Menanggapi penjelasan Mgr. Henri, seorang pemuda di suatu stasi berkata, “Kami orang muda sudah memasyarakat, tapi hasilnya malah justru banyak yang murtad.” Anak muda lain yang menimpali, bagaimana mereka akan memasyarakat, jika di antara mereka sendiri tidak kompak. Ada juga yang merasa pesimis, “Bagaimana kami mau memasyarakat jika baru keluar saja sudah disindir dengan kata-kata nylekit.”
Kepada mereka Mgr. Henri selalu memberi dorongan agar tetap membaur, ambil bagian dalam bidang ilmu, politik, ekonomi, sosial, kebudayaan dan pertahanan (ipoleksosbudhankam), karena itulah bidang panggilan khas kaum awam. “Masuklah KNPI, Pemuda Pansasila, FKPPI dan berbagai ormas lain atau organisasi politik,” kata Mgr. Henri selalu. Ia tidak menolak bahwa ada tantangan. Tapi di situlah justru kaum muda Katolik diharapkan menjadi garam atau matahari. “Iman Katolik itu seperti matahari, menerangi tanpa memilih-milih.”
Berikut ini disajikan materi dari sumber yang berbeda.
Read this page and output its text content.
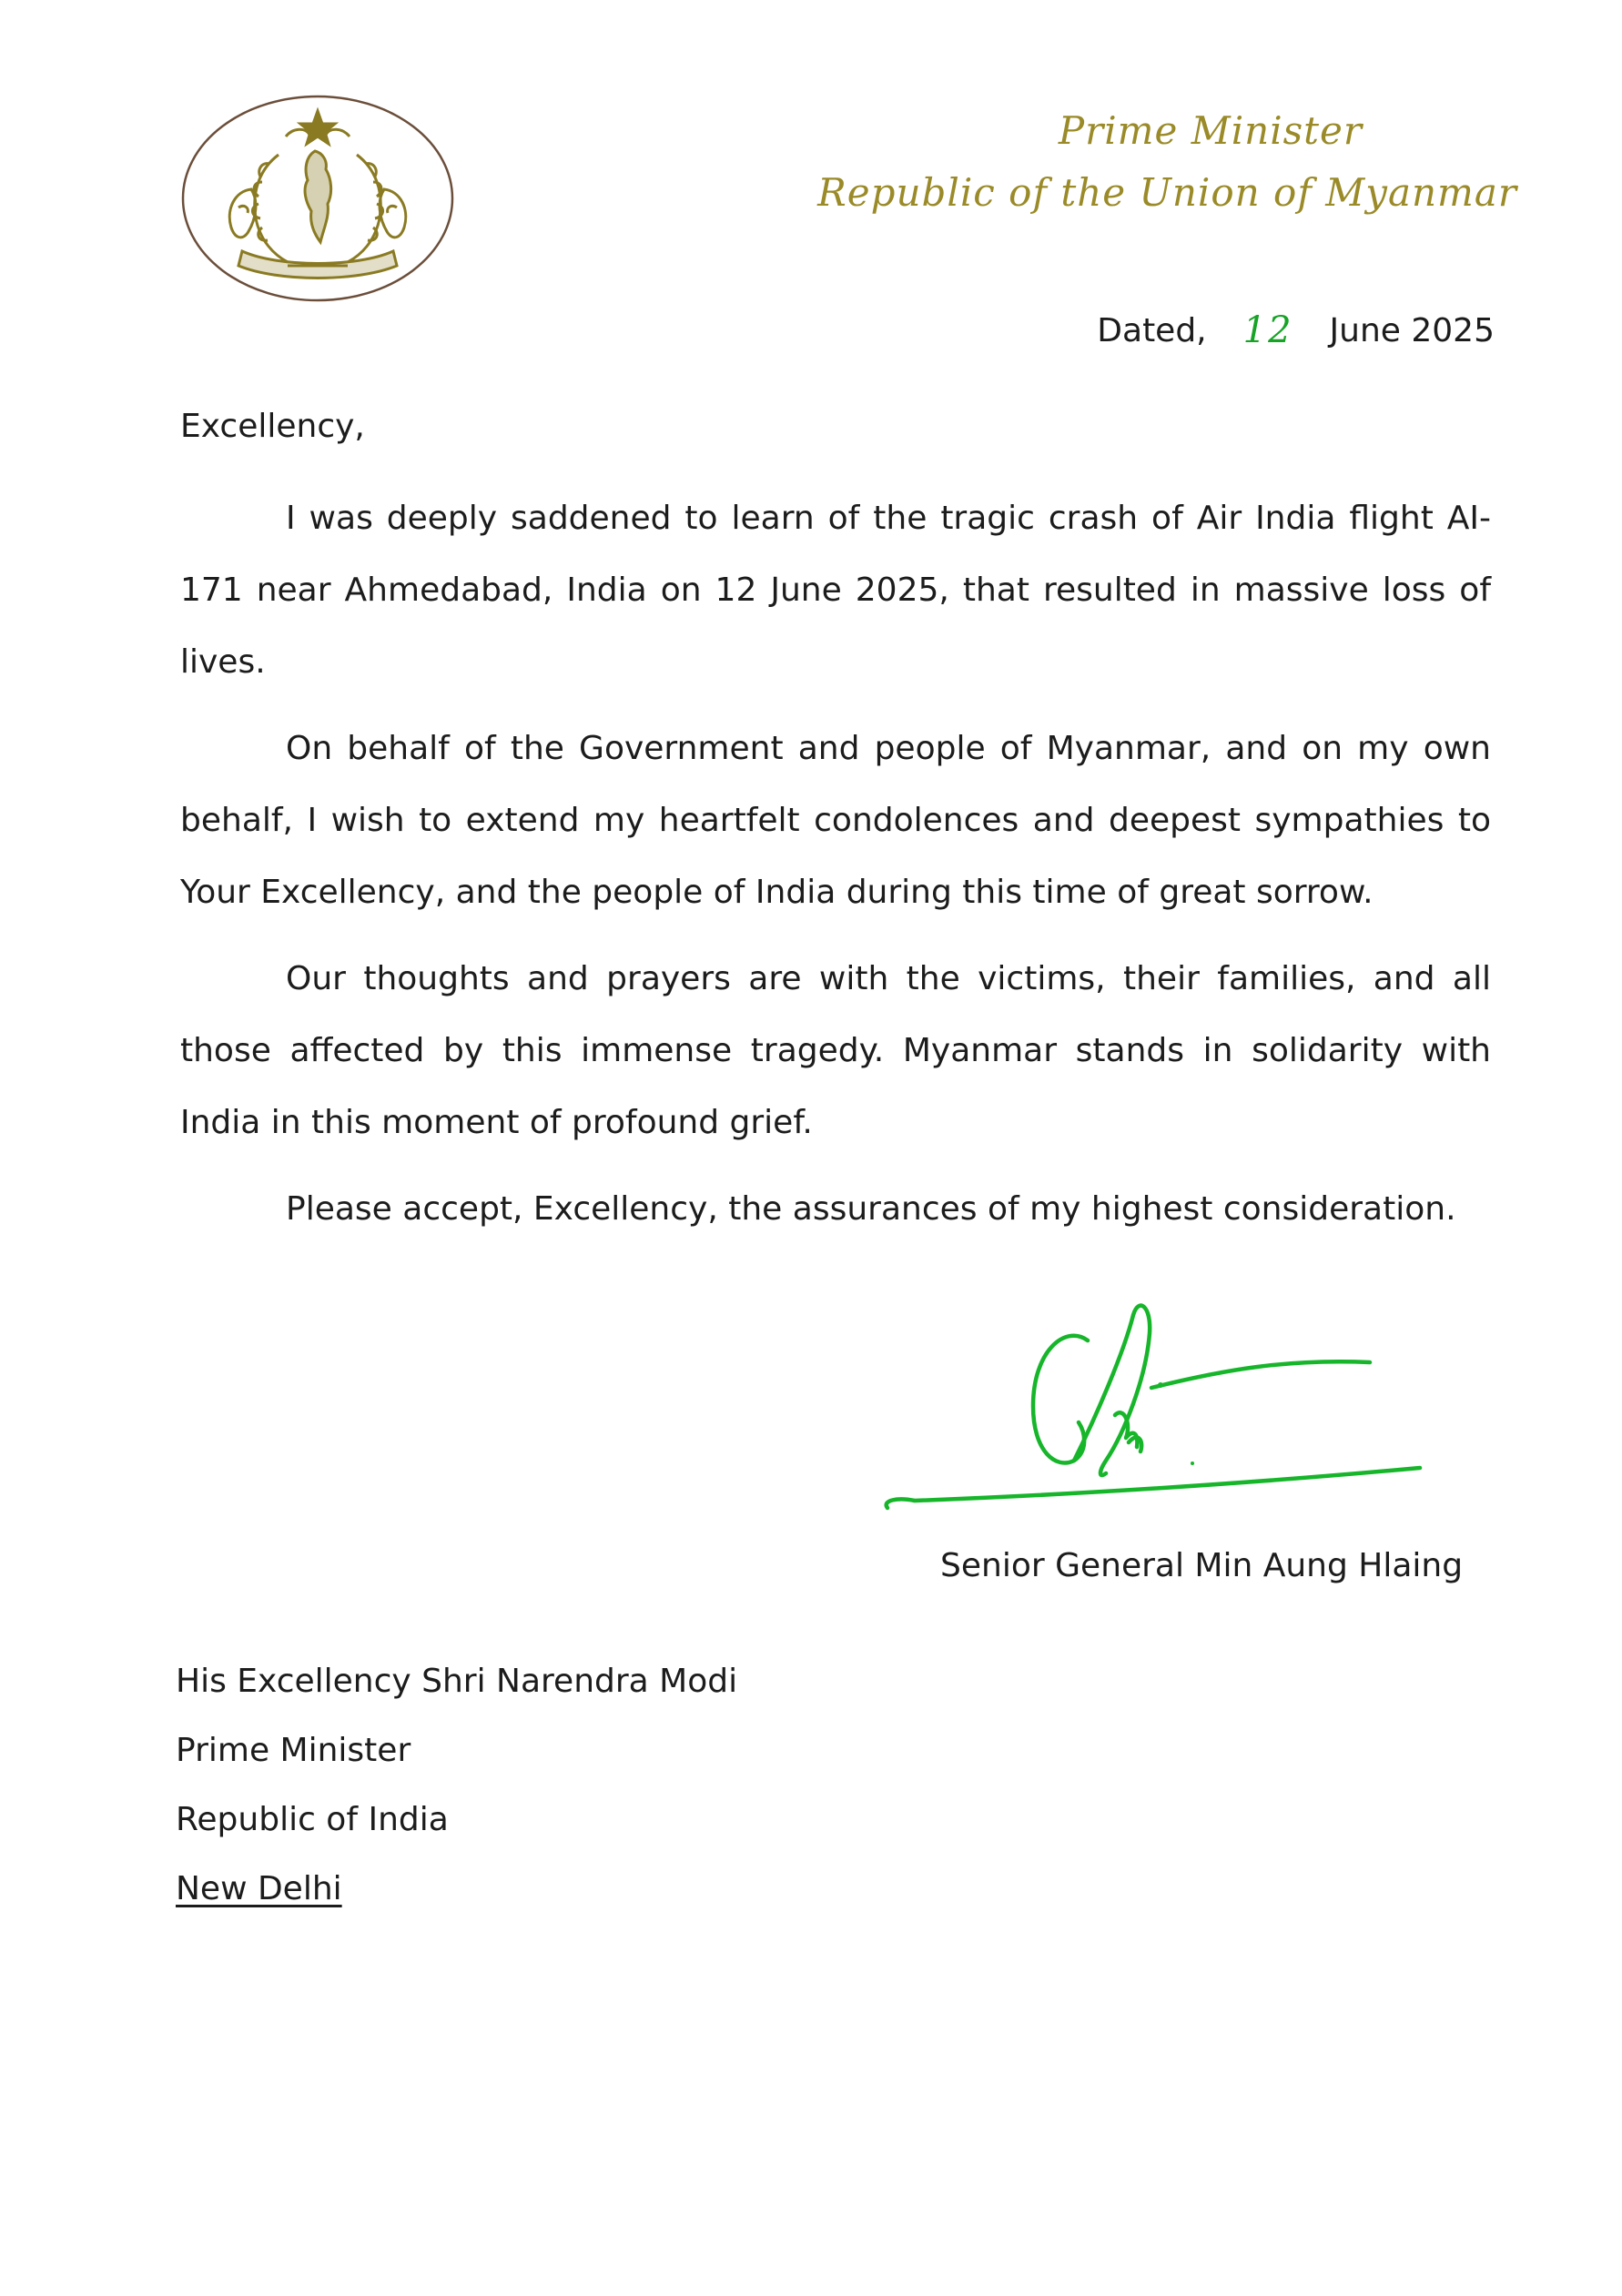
Prime Minister
Republic of the Union of Myanmar
Dated, 12 June 2025
Excellency,

I was deeply saddened to learn of the tragic crash of Air India flight AI-171 near Ahmedabad, India on 12 June 2025, that resulted in massive loss of lives.

On behalf of the Government and people of Myanmar, and on my own behalf, I wish to extend my heartfelt condolences and deepest sympathies to Your Excellency, and the people of India during this time of great sorrow.

Our thoughts and prayers are with the victims, their families, and all those affected by this immense tragedy. Myanmar stands in solidarity with India in this moment of profound grief.

Please accept, Excellency, the assurances of my highest consideration.

Senior General Min Aung Hlaing
His Excellency Shri Narendra Modi
Prime Minister
Republic of India
New Delhi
Di luar politik, salah satu hal yang banyak dibicarakan umat adalah tentang kawin campur atau bahkan anak muda Katolik meninggalkan imannya. Tidak peduli orang tua atau orang muda sering membicarakan hal ini kepada Mgr. Henri. Menurut almarhum uskup emeritus itu, dalam kawin campur berarti seseorang membawa duri dalam daging, atau menyimpan potensi konflik dalam perkawinan mereka. Salah satu solusi yang ditawarkannya adalah memasyarakat.
“Memasyarakatlah, mungkin nanti kalian bisa ketemu jodoh, eh…ada seorang Katolik yang menarik di sana. Juga dengan bergaul dengan banyak orang kalian akan tahu perbedaan mendasar dengan mereka dan iman kalian bertambah kuat.” Memang betul Gereja bisa memberi dispensasi terhadap perkawinan campur. Tapi dispensasi hanyalah kelonggaran hukum yang tidak bisa menjamin iman Katolik seseorang akan berkembang dan berbuah.
Beberapa orang tua mengenang masa keemasan RKPK sekitar tahun 1980-an di mana kaum muda Katolik aktif dalam berbagai kegiatan olah raga dan seni antarmereka sendiri. “Banyak pemuda dan pemudi Katolik ketemu jodoh di acara itu,” kata mereka. Beberapa dari mereka mempertanyakan kepada Mgr. Henri apakah mungkin acara-acara seperti itu dapat dilaksanakan lagi.
Tetapi menurut Mgr. Henri saat itu (tahun 1990-an) sudah tidak tepat lagi hidup secara eksklusif seperti itu. “Tidak ada sepak bola Katolik, tidak ada duwit Katolik,” kata uskup. Membaur, hidup inklusif, ambil bagian dalam setiap aktivitas bernegara, membangun persaudaraan sejati dengan semua orang, itulah hal penting yang ingin ditekankan Mgr. Henri dalam butir memasyarakat yang dihasilkan oleh Perpas Gelar II.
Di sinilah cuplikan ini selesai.